In the Wake of the News
3:46 PM CST, January 5, 2014
The Chris Conte who covers NFL receivers rather than local news chuckled uncomfortably recalling how surreal it was to see stories about the Nashville TV reporter with the same name receiving death threats on Twitter intended for the Bears safety.
"Somebody said, 'Oh, he had such a terrible night getting those threats intended for someone else,' and I was like, how the (heck) do you think the guy feels who those were meant for?'' said Conte, who disabled his Twitter account months ago. "How'd you like to be the guy sitting at home with his family having his parents read all those terrible things?''
Nobody knows what it was like to be the guy universally blamed for blowing a fourth-down coverage against the Packers last Sunday that resulted in an NFC North-clinching 48-yard touchdown pass to Randall Cobb in a 33-28 loss.
Conte spent the longest week of his three-year career at his north suburban residence making plans but not excuses surrounded by family members he dropped off Friday night at O'Hare for their trip back home to California. Around town, Conte heard the insults, shared the regrets and accepted responsibility Bears fans quickly assigned him even if coaches and players insist others were involved.
"If you want to blame one person, fine, I'll be the person, so put it on me if it makes all of Chicago feel better,'' Conte told the Tribune. "I'm not going to go crawl in a hole because all of Chicago hates me. It's unfortunate. But it still comes down to me and I'm completely responsible for what happened.''
What happened was Bears defensive coordinator Mel Tucker called for "zone pressure,'' in Conte's words, on fourth-and-8 from the Bears 48. The Packers came out in a shotgun formation with four wide receivers and fullback John Kuhn next to quarterback Aaron Rodgers. Seconds before the snap, Bears linebacker James Anderson turned toward Conte and raised his right arm.
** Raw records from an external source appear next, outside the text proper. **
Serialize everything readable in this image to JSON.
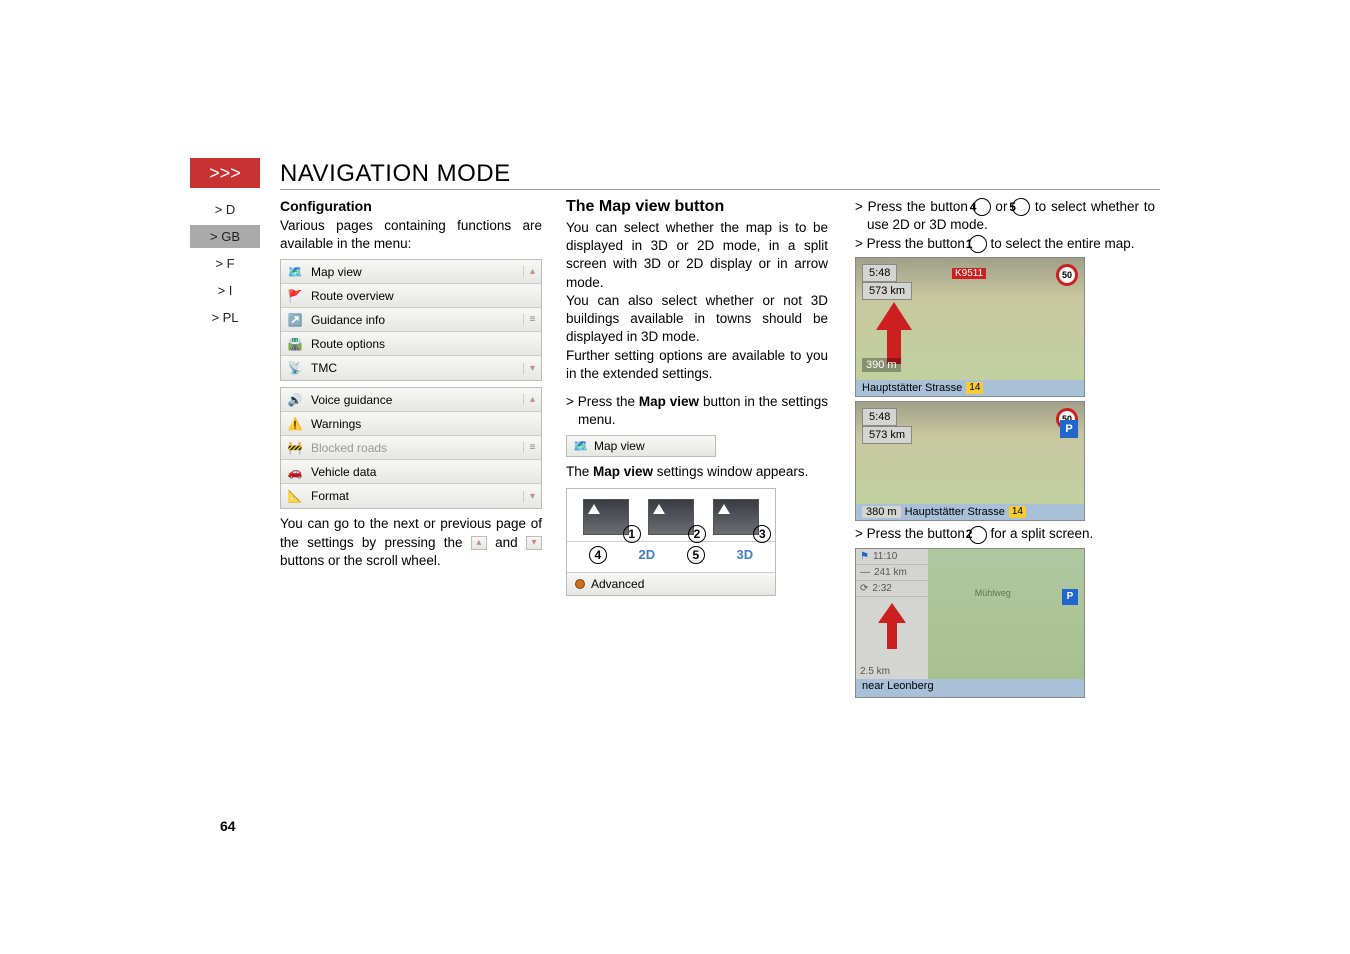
{
  "page_number": "64",
  "chevrons": ">>>",
  "title": "NAVIGATION MODE",
  "lang_nav": {
    "d": "> D",
    "gb": "> GB",
    "f": "> F",
    "i": "> I",
    "pl": "> PL"
  },
  "col1": {
    "heading": "Configuration",
    "intro": "Various pages containing functions are available in the menu:",
    "list1": [
      "Map view",
      "Route overview",
      "Guidance info",
      "Route options",
      "TMC"
    ],
    "list2": [
      "Voice guidance",
      "Warnings",
      "Blocked roads",
      "Vehicle data",
      "Format"
    ],
    "list2_grey_index": 2,
    "p1a": "You can go to the next or previous page of the settings by pressing the ",
    "p1b": " and ",
    "p1c": " buttons or the scroll wheel."
  },
  "col2": {
    "heading": "The Map view button",
    "p1": "You can select whether the map is to be displayed in 3D or 2D mode, in a split screen with 3D or 2D display or in arrow mode.",
    "p2": "You can also select whether or not 3D buildings available in towns should be displayed in 3D mode.",
    "p3": "Further setting options are available to you in the extended settings.",
    "bullet1a": "> Press the ",
    "bullet1_bold": "Map view",
    "bullet1b": " button in the settings menu.",
    "btn_label": "Map view",
    "sentence_a": "The ",
    "sentence_bold": "Map view",
    "sentence_b": " settings window appears.",
    "panel": {
      "n1": "1",
      "n2": "2",
      "n3": "3",
      "n4": "4",
      "n5": "5",
      "mid_2d": "2D",
      "mid_3d": "3D",
      "advanced": "Advanced"
    }
  },
  "col3": {
    "b1a": "> Press the button ",
    "b1n4": "4",
    "b1or": " or ",
    "b1n5": "5",
    "b1b": " to select whether to use 2D or 3D mode.",
    "b2a": "> Press the button ",
    "b2n1": "1",
    "b2b": " to select the entire map.",
    "map1": {
      "t1": "5:48",
      "t2": "573 km",
      "dist": "390 m",
      "street": "Hauptstätter Strasse",
      "marker": "14",
      "road": "K9511",
      "badge": "50"
    },
    "map2": {
      "t1": "5:48",
      "t2": "573 km",
      "dist": "380 m",
      "street": "Hauptstätter Strasse",
      "marker": "14",
      "badge": "50"
    },
    "b3a": "> Press the button ",
    "b3n2": "2",
    "b3b": " for a split screen.",
    "split": {
      "r1": "11:10",
      "r2": "241 km",
      "r3": "2:32",
      "dist": "2.5 km",
      "street": "near Leonberg",
      "motorway": "Mühlweg"
    }
  }
}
"At the last second, we checked into a call 'Pepsi,' an all-out blitz,'' Conte said. "It's up to the discretion of the linebacker. Against a spread formation like that, it's called because we have more people than they can block. It's a numbers thing. Everybody comes after the quarterback and if the ball doesn't come out immediately, you're pretty much screwed.''
The Bears have run the blitz in recent years but one former staff member said it was so high-risk, high-reward that they avoided calling it against top quarterbacks with superior pocket presence. Quarterbacks like Rodgers, who sidestepped Julius Peppers to buy enough time to spot Cobb wide open down the middle.
Why wasn't Conte in man coverage against Cobb in the slot the way Anderson's pre-snap check required?
"I didn't get the check and thought we were still in zone pressure, three-deep,'' said Conte, who settled near the first-down marker. "I was locked in. I'm thinking fourth down and my responsibilities. I'm going to say it's my fault because I was too focused on my job, thinking about the routes they've been running all game. I thought we had a good call to begin with and it's unfortunate I didn't get the check.''
Conte sounded just as upset reliving the ball that went through his hands for a 22-yard completion to Packers receiver Andrew Quarless earlier in the quarter. One play later, Packers running back Eddie Lacy scored.
"I don't know how the heck I missed the ball,'' Conte said. "It would have been game over.''
Now it is open season in Chicago on Conte, whose struggles making open-field tackles made him the emblem of the Bears defense's ineptitude. In 16 games, Conte went from resembling a 21st century Gary Fencik to reminding us of Adam Archuleta. As Conte enters the final year of his rookie contract, the once-promising safety assumes nothing.
"I know the Bears are going to bring in someone to compete with me, if not start, but I'm a competitor even if (NBC analyst) Rodney Harrison thinks I'm garbage,'' Conte said. "I didn't get to the NFL because I'm not a competitor.''
He's also a 24-year-old player with 40 NFL starts, a guy who needs to rediscover his confidence that vanished. Cornerback Tim Jennings knows from his own career reclamation that Conte can be salvaged.
"I was in the same position (in 2011),'' Jennings said. "I try to keep him uplifted, let him know he still has a lot of football to play. This is not the end of the road.''
This is adversity Conte can turn into opportunity, painful history that need not define his future.
"Look, I know I didn't have a great year,'' Conte said. "I'm going to work as hard as I've ever worked and have a chip on my shoulder. I'm going to be angry. This sucks. I'm going to be better next year because of this whole situation — because I don't want this to happen to me again."
Everybody in the city supports Conte on that.